Sergey-Nosov-CloudFit commented 2 months ago

Also faced a similar issue. We had a very wide and ugly query, with 113 includes. I am not kidding, 113. The query was bad, but that is beside the point; it worked 99.9% of the time.

On very rare occasions, it would lose data silently; as if you forgot to include an include.

Our developers could not reproduce the issue locally. We could only reproduce it by running in an Azure function, under production-size load for a few hours. This could be an indication that the amount of available memory is a factor.

The query used AsSplitQuery, originally without AsNoTracking. Adding AsNoTracking did not help.

Using Entity Framework Core 8.0.6 and Azure SQL Database. I am sorry, I do not have a reproducible example for you.

adebelyi commented 3 weeks ago

@Sergey-Nosov-CloudFit https://github.com/dotnet/efcore/issues/33826

roji commented 3 weeks ago

On very rare occasions, it would lose data silently; as if you forgot to include an include.

Note that unless explicitly opt into a higher isolation level, split query is inherently prone to race conditions which may cause data corruption; this is called out in the documentation.

adebelyi commented 3 weeks ago

On very rare occasions, it would lose data silently; as if you forgot to include an include.

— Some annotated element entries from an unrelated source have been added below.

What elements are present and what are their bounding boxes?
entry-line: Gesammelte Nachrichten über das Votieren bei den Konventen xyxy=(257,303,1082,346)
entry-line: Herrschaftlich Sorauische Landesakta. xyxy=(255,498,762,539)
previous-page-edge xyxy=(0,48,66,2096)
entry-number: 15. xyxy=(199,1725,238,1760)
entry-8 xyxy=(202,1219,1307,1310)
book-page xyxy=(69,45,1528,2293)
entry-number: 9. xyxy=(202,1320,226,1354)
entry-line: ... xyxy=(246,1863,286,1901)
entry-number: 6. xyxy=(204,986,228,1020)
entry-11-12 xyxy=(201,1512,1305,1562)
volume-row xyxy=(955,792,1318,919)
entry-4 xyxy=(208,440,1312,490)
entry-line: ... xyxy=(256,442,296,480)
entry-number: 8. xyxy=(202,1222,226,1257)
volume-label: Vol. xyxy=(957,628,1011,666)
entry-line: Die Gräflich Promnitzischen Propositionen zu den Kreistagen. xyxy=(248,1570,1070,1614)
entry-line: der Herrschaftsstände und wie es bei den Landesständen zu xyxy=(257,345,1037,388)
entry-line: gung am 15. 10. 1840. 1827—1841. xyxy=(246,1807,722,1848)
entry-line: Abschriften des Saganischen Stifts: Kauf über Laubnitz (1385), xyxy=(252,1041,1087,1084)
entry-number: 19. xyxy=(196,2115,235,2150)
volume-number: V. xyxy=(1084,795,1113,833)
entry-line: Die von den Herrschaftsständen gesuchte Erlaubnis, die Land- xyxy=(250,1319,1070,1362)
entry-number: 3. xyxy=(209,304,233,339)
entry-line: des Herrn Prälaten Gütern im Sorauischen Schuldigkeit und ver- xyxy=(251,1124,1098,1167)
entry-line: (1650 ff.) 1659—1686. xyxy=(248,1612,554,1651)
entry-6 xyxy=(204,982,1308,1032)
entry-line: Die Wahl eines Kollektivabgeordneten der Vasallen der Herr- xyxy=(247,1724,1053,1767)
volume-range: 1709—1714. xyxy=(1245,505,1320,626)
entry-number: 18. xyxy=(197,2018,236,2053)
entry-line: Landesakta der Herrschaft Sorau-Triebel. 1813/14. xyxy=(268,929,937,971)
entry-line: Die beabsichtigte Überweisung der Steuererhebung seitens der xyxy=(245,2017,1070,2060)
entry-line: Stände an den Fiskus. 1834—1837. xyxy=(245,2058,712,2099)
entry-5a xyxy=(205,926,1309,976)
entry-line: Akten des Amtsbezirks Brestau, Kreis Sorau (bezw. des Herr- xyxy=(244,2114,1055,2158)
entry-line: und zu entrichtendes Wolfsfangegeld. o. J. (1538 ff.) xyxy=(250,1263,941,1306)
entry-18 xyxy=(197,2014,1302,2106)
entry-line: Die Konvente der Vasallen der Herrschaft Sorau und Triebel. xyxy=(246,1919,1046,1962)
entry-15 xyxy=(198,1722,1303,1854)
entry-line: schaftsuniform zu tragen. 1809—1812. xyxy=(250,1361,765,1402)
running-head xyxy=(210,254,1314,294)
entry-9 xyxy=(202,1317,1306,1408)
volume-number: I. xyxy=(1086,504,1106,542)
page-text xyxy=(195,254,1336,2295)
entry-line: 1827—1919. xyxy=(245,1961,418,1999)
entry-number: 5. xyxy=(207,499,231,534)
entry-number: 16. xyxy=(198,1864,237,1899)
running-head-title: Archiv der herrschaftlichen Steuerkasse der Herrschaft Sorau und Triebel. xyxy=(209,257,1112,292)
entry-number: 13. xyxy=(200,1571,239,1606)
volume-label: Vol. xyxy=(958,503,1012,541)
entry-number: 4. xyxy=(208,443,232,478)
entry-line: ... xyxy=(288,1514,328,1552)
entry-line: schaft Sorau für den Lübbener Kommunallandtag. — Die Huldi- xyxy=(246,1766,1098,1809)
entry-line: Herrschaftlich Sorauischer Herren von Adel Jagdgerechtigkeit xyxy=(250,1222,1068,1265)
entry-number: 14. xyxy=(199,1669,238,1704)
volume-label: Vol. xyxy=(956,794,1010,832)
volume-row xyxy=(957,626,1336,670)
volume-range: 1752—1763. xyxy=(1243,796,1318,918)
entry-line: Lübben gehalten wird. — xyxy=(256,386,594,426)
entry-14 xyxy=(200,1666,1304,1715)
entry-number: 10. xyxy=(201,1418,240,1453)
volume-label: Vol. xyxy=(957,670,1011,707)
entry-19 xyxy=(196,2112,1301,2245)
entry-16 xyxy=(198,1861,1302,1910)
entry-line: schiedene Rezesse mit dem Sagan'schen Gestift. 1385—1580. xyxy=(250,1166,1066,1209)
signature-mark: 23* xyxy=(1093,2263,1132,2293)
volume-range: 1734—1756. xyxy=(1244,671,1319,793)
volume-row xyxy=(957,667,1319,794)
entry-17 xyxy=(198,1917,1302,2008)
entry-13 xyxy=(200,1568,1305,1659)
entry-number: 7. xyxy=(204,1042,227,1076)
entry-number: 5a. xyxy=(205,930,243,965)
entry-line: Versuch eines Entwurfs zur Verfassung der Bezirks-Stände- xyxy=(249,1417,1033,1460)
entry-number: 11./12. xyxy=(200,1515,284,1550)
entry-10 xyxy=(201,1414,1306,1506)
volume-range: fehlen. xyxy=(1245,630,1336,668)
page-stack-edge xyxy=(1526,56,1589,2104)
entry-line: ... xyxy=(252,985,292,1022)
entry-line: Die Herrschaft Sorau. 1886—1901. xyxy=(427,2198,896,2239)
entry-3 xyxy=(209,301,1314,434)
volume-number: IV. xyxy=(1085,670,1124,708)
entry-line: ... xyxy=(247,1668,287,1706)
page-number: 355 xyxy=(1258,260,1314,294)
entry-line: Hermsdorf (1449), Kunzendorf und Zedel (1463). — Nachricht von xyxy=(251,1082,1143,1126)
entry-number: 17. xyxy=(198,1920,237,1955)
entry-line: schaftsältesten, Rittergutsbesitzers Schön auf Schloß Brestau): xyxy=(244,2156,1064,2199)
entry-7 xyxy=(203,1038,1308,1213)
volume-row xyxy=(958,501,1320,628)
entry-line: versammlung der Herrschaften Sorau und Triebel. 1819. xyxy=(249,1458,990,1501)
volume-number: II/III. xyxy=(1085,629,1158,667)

Note that unless explicitly opt into a higher isolation level, split query is inherently prone to race conditions which may cause data corruption; this is called out in the documentation.

Author of issue i refered to said "I found this scenario a little too unexpected". And in his case I agree with him.

After migration from EF Core 2.0 to EF Core 8.0 I faced similar issue. The first one EF Core used split queries by default without this issue.